Established in 1989, Mildenhall-based subcontractor CTPE focuses on the medium to large volume production of high-precision components for the scientific, medical, electronics and defence sectors.
The company uses a number of three- to five-axis vertical machining centres, as well as fixed- and sliding-head CNC lathes.
To expand its prismatic machining capacity, in July 2020 CTPE invested in its first-ever horizontal machining centre, a four-axis Averex HS-450i with nominal half-metre cube working volume from Whitehouse Machine Tools, the sole sales agent for the Taiwanese HMC manufacturer in the UK and Ireland.
What prompted the purchase of the twin-pallet, 40-taper machine was an uplift from 150 to 350 per week of a particular 6061 aluminium, two-part enclosure. The enclosure is needed by CTPE’s largest customer, a medical sector OEM, for the production of critical care diagnostic equipment.
There is no problem completely machining the required quantity of covers three at a time in two hits on a Japanese-built Brother Speedio S1000X1 30-taper VMC, installed at Mildenhall last April by Whitehouse Machine Tools. Neither is there an issue completing Op2 on the matching housing using the same machine, which has now been fitted with an angle head to make the cycle even faster.
However, Op1 on the housing was proving too time-consuming on a three-axis VMC to meet the increased order level and was causing a permanent bottleneck, despite the running hours having been extended from 10 to 14 per day.
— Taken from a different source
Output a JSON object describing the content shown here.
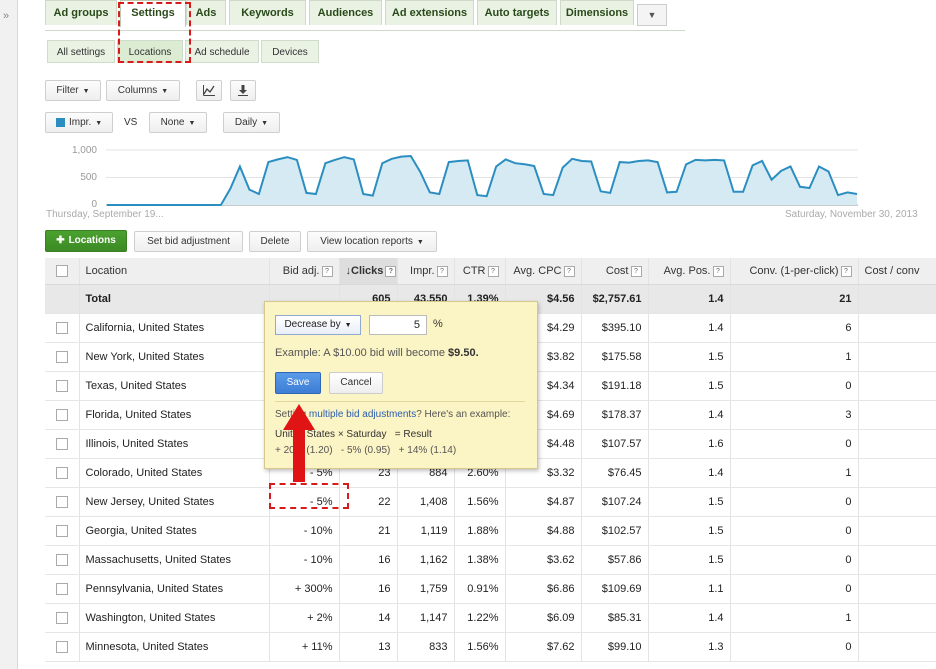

Alex Taylor, director of CTPE and son of the founder, Chris, decided that an HMC would best suit the higher production volume. The second pallet allows the next parts to be fixtured while the previous parts are being machined – automatic pallet change takes just five seconds. Dual augers remove chips that have fallen from a cube fixture, so there is no manual intervention except to empty the swarf bin after every couple of pallet changes.
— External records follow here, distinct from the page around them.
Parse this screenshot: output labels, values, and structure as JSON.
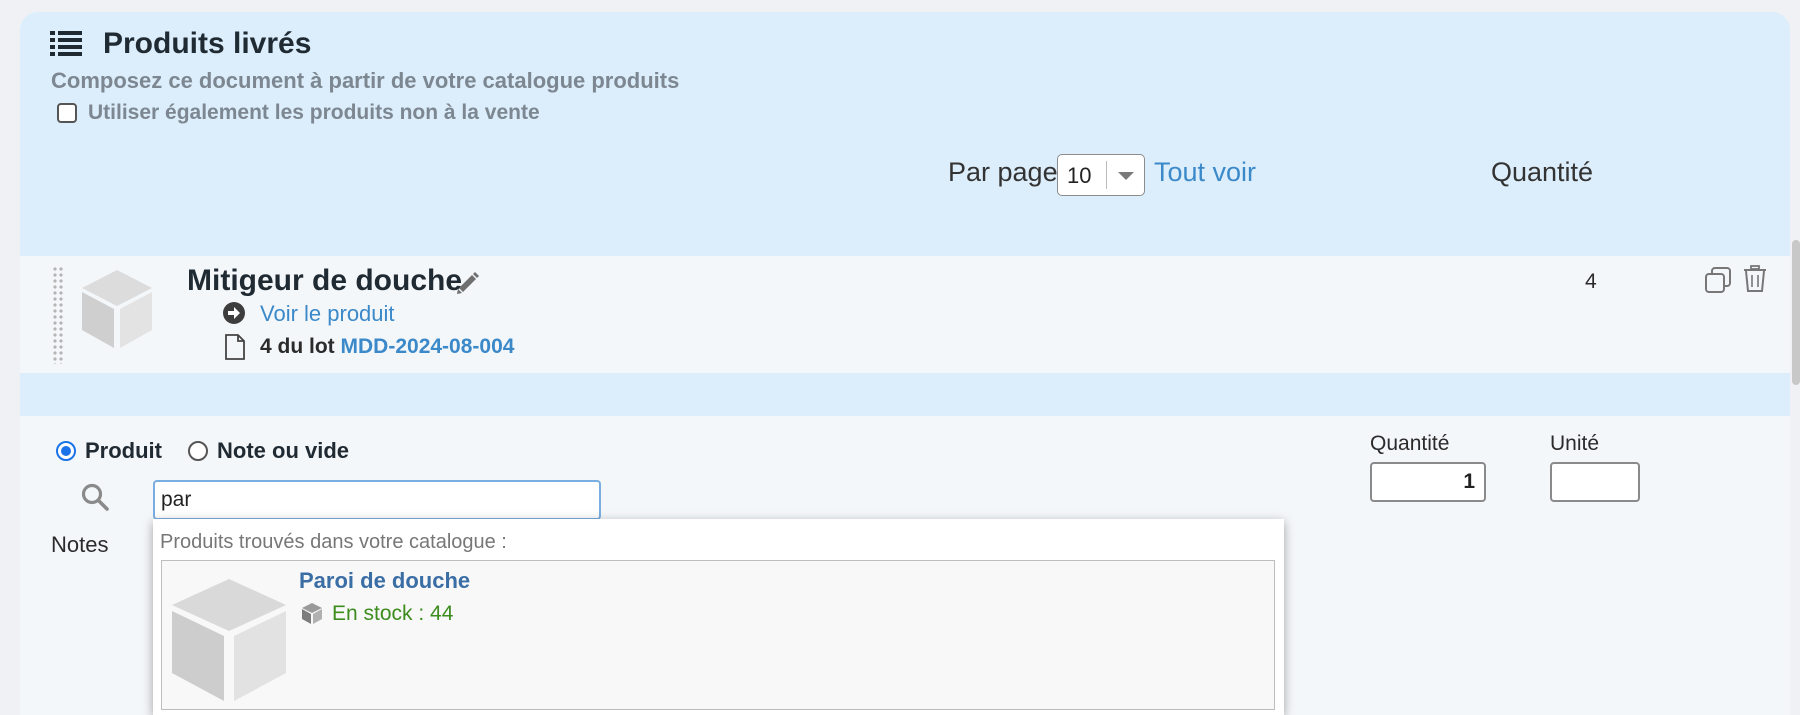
{
  "header": {
    "title": "Produits livrés",
    "subtitle": "Composez ce document à partir de votre catalogue produits",
    "checkbox_label": "Utiliser également les produits non à la vente",
    "per_page_label": "Par page",
    "per_page_value": "10",
    "see_all": "Tout voir",
    "quantity_header": "Quantité"
  },
  "product_row": {
    "name": "Mitigeur de douche",
    "view_link": "Voir le produit",
    "lot_prefix": "4 du lot",
    "lot_code": "MDD-2024-08-004",
    "quantity": "4"
  },
  "add_form": {
    "radio_product": "Produit",
    "radio_note": "Note ou vide",
    "search_value": "par",
    "notes_label": "Notes",
    "quantity_label": "Quantité",
    "quantity_value": "1",
    "unit_label": "Unité",
    "unit_value": ""
  },
  "dropdown": {
    "heading": "Produits trouvés dans votre catalogue :",
    "items": [
      {
        "name": "Paroi de douche",
        "stock": "En stock : 44"
      }
    ]
  },
  "colors": {
    "header_bg": "#dceefb",
    "link": "#3b89c9",
    "stock_green": "#3c8c1e",
    "result_name": "#3a6ea5"
  }
}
In contrast, the spindle on the fixed-table VMC was idle for 25 minutes after each cycle for accumulated swarf to be cleared and the next parts clamped for machining. A further problem was that the re-cutting of chips which collected within the component risked damaging the solid-carbide tools.
An HMC eliminates that difficulty and is more robustly built than a VMC so vibration is lower, meaning that cutters last longer. The most significant benefit, however, is that four aluminium billets can be fixtured on a cube for Op1, so 24 housings are machined in a cycle time of 160 minutes. Formerly, on the VMC, only two billets could be fixtured for machining a total of 12 components and the program ran for 135 minutes. The figures equate to a production time saving of 40%, considerably reducing manufacturing cost per part for this operation, particularly as there is now minimal operator intervention.
Three potential HMC suppliers were reviewed by Alex and Chris before they made their decision. The Averex machine was chosen as it offered high quality at an affordable price and, unusually, the possibility to retrofit a pallet pool that adds a further four pallets to the existing two, making a total of six. Its tool magazine is also extendable from 80 through 120 to 220 pockets.
“The flexibility of being able to expand the machining cell on-site at an affordable price was very attractive,” says Alex. “We will almost certainly opt to do it in the next couple of years and take advantage of unattended machining to lower piece part cost when producing anything from large batches through small-lot multi-part runs to ones and twos. The other advantage of this route to automation is that it avoids the expense of buying another machine and saves space on the shop floor.
“We favoured the build quality of this 13-tonne machine,” he adds. “Although assembled in Taiwan, it includes thermal control of ball-screw nuts, thrust bearings, Y-axis servo mounting and spindle cartridge. The machine has hand-scraped surfaces for mounting the ball-screw bearing blocks and roller bearing slide ways, and it incorporates Japanese-made components, including the BIG Plus spindle, ball screws, heavy-duty roller guideways, rotary table and the tapered cones for pallet location.”
CTPE’s new HS-450i is also fast. The machine has a 15,000 rpm/22 kW direct-drive spindle, one-second servo-driven tool change, and 1g linear acceleration to 60 m/min cutting feed around the 640 x 610 x 680 mm working volume, all of which ensure minimal idle times. Maximum workpiece size is 750 mm diameter by 1000 mm high, while control is via a Fanuc 31i Nano CNC.
Whitehouse Machine Tools’ applications engineering department helped CTPE to configure the machine to suit the subcontractor’s requirements, including advising on the work holding and modifying and improving the Op1 part program that previously ran on the VMC. The HMC was therefore ready to enter full production within a few days of arrival.
In August 2020, the supplier was called upon again to convert the Op1 cover program from the Speedio to run on the Averex. This switch gives CTPE the flexibility to execute the first operation on both enclosure parts on the two HMC pallets respectively, while the customer’s call-off rate temporarily decreases before rising again in the winter.